Hierarchical multi-agent reinforcement learning

  • Authors:
  • Rajbala Makar;Sridhar Mahadevan;Mohammad Ghavamzadeh

  • Affiliations:
  • Agilent Technologies, CA and Department of Computer Science, Michigan State University, East Lansing, MI;Department of Computer Science, Michigan State University, East Lansing, MI;Department of Computer Science, Michigan State University, East Lansing, MI

  • Venue:
  • Proceedings of the fifth international conference on Autonomous agents
  • Year:
  • 2001

Quantified Score

Hi-index 0.00

Visualization

Abstract

In this paper we investigate the use of hierarchical reinforcement learning to speed up the acquisition of cooperative multi-agent tasks. We extend the MAXQ framework to the multi-agent case. Each agent uses the same MAXQ hierarchy to decompose a task into sub-tasks. Learning is decentralized, with each agent learning three interrelated skills: how to perform subtasks, which order to do them in, and how to coordinate with other agents. Coordination skills among agents are learned by using joint actions at the highest level(s) of the hierarchy. The Q nodes at the highest level(s) of the hierarchy are configured to represent the joint task-action space among multiple agents. In this approach, each agent only knows what other agents are doing at the level of sub-tasks, and is unaware of lower level (primitive) actions. This hierarchical approach allows agents to learn coordination faster by sharing information at the level of sub-tasks, rather than attempting to learn coordination taking into account primitive joint state-action values.
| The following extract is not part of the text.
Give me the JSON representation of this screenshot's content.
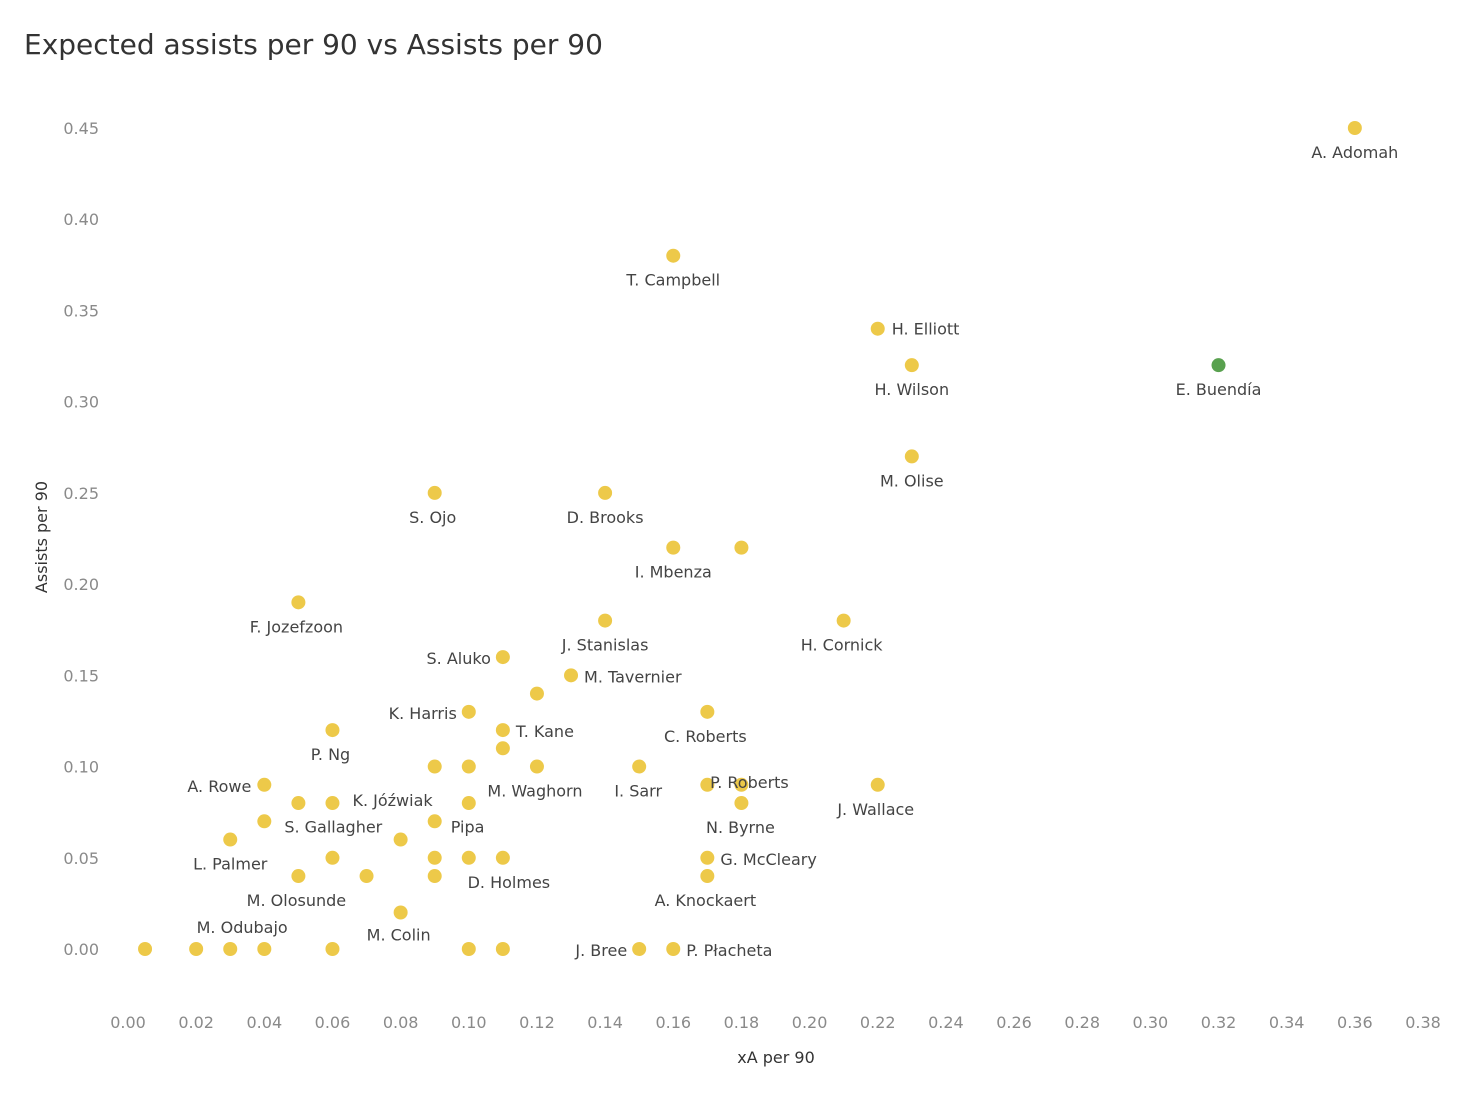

We apply this hierarchical multi-agent reinforcement learning algorithm to a complex AGV scheduling task and compare its performance and speed with other learning approaches, including flat multi-agent, single agent using MAXQ, selfish multiple agents using MAXQ (where each agent acts independently without communicating with the other agents), as well as several well-known AGV heuristics like "first come first serve", "highest queue first" and "nearest station first". We also compare the tradeoffs in learning speed vs. performance of modeling joint action values at multiple levels in the MAXQ hierarchy.